Dans un débat passionnant, les économistes Rudy Aernoudt et Bruno Colmant ont échangé leurs arguments pour Trends-Tendances. Tous deux engagés – l’un libéral travaillant pour le président du MR, Georges-Louis Bouchez, l’autre “social-humaniste” ayant viré sa cuti –, ils insistent sur le cœur de l’enjeu : “Il faut redéfinir le périmètre de l’État”. Sont-ils d’accord ? Pas du tout. Le libéral estime qu’il y a de la place pour réduire son envergure à 44% du PIB contre 54% aujourd’hui. Le “social-humaniste” insiste sur le caractère “stratège” de sa mission et ne s’engage pas en ce sens. Loin de là.
N’est-il pas temps d’oser mener ce débat sur le rôle de l’État plutôt que de s’étriper sans cesse, mesure contre mesure, parti contre parti ? De même, ne faut-il pas avoir une vision intégrée de tous les niveaux de pouvoir belges ? Aujourd’hui, fédéral, Régions, Communautés et pouvoirs locaux se renvoient la responsabilité des dérapages et… les coûts dérivés des mesures prises à d’autres niveaux. La conséquence de ce non-dit : on pratique en permanence la tactique de la “râpe à fromage”. En d’autres termes, on lisse les délais, on ne remplace pas des départs, on décide de mesures qui astreignent plutôt qu’elles ne fixent des caps clairs.
Un jour ou l’autre, l’Arizona devra bien mener ce bras de fer sur la place de l’État.
Le débat sur nos bijoux de famille est logé à la même enseigne. On envisage de privatiser partiellement Belfius pour financer les dépenses en matière de défense. C’est là un demi-choix qui n’a pas de sens en termes de gouvernance, et cela tend à oublier que la banque est vitale pour les dividendes versés chaque année. Proximus, apprend-on, aurait pu être rachetée progressivement par le milliardaire français Xavier Niel (Free). Le gouvernement aurait bloqué l’idée, par crainte de son impact social et parce que Proximus n’est pas en situation idéale pour être vendue à bon prix. Mais sur le fond, l’État doit-il garder un opérateur de télécoms ? Ou une bpost qui se penche sur les colis aux entreprises ? Là encore, quelles sont les missions fondamentales de nos services publics ?
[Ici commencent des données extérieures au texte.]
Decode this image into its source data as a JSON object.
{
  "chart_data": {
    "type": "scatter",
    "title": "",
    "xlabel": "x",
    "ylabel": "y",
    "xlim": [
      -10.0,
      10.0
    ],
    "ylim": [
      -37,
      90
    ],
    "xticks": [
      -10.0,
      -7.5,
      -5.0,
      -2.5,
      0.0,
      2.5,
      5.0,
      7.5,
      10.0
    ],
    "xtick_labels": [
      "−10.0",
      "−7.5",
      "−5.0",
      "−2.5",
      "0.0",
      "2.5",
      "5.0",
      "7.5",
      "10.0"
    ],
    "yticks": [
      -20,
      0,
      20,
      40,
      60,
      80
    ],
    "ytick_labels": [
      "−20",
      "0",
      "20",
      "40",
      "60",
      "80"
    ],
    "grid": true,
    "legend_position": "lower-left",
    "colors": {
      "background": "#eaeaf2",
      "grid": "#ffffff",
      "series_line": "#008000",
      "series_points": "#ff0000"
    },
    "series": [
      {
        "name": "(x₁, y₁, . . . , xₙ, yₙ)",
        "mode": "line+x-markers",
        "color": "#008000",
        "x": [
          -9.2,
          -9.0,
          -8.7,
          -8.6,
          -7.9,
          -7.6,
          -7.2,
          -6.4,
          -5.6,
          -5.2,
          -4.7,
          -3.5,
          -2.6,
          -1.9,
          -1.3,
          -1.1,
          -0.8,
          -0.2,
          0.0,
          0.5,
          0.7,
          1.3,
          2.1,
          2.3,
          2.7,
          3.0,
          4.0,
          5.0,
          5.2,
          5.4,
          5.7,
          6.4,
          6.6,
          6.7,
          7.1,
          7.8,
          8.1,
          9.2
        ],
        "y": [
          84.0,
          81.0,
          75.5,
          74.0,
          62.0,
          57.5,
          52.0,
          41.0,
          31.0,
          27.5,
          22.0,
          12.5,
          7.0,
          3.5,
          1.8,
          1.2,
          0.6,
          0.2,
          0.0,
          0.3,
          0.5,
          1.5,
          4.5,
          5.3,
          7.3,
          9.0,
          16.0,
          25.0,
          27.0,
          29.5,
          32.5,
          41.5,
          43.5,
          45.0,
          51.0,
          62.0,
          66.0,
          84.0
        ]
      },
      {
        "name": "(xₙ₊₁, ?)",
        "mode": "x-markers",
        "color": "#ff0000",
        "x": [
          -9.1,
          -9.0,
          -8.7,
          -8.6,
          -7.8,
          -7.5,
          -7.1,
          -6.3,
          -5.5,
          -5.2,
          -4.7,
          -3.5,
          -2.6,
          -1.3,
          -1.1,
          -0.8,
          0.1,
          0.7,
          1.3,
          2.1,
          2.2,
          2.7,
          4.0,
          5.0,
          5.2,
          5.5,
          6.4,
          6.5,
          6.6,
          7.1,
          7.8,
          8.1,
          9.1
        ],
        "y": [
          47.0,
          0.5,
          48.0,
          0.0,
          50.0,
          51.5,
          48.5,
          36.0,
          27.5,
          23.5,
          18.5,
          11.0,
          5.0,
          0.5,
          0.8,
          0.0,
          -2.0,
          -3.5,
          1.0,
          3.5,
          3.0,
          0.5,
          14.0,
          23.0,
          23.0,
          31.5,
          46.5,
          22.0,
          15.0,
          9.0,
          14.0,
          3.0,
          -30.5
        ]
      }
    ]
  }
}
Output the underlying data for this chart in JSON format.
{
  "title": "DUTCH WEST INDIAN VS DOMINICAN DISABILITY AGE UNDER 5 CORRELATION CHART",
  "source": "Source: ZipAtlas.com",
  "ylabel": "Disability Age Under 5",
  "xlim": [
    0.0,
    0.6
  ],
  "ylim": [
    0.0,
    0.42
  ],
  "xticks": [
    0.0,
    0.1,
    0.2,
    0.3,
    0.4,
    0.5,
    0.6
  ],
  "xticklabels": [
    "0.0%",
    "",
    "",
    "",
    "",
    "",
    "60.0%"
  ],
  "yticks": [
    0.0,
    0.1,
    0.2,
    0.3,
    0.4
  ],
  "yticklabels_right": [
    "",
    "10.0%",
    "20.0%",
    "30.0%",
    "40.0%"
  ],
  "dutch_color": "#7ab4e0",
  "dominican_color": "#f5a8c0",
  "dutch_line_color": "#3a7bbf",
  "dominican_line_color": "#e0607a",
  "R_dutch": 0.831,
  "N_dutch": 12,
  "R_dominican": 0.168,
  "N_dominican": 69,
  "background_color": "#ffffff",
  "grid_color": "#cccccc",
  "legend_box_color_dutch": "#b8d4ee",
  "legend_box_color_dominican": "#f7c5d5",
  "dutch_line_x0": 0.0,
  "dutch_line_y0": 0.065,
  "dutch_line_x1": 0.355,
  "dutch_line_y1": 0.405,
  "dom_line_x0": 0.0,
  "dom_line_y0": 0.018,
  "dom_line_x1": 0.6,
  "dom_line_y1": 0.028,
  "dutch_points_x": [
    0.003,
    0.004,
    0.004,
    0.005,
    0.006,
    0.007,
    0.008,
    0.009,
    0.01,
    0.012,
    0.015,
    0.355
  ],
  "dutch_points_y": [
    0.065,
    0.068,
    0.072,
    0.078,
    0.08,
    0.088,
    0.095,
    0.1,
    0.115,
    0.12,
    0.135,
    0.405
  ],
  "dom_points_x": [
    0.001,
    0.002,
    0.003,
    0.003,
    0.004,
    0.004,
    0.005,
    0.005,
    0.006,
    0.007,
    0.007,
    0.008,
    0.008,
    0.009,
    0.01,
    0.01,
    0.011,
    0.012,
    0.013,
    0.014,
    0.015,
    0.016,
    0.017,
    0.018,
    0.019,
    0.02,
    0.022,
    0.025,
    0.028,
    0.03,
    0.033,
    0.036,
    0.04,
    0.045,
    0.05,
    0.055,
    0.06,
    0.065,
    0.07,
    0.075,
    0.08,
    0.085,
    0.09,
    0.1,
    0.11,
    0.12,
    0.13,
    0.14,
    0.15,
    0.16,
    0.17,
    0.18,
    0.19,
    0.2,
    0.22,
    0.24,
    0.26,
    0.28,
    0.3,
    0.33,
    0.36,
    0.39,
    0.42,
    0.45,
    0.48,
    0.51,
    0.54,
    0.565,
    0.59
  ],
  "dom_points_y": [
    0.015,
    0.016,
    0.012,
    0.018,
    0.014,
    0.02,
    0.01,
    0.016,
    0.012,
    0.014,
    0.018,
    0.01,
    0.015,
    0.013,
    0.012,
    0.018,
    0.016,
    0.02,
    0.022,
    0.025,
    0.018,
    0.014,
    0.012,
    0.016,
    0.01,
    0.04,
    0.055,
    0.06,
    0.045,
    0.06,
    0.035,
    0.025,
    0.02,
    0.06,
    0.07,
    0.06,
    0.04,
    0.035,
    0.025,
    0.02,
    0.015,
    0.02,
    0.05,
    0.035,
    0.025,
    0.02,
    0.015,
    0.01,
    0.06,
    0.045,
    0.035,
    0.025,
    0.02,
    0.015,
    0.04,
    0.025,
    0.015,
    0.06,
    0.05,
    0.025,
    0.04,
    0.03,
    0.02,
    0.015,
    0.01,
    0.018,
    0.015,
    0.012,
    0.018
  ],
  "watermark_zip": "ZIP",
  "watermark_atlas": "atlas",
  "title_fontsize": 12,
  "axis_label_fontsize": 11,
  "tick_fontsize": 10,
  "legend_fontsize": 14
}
Ce bras de fer sur la place de l’État, l’Arizona devra bien le mener, un jour ou l’autre. Mais dans notre pays complexe, tant sur le plan des orientations politiques que des bastions institutionnels, cela risque de mener à… de nouveaux blocages. Comme si l’on était condamné à vivre dans un entre-deux peu satisfaisant. Mais réformer, n’est-ce pas aussi oser trancher ?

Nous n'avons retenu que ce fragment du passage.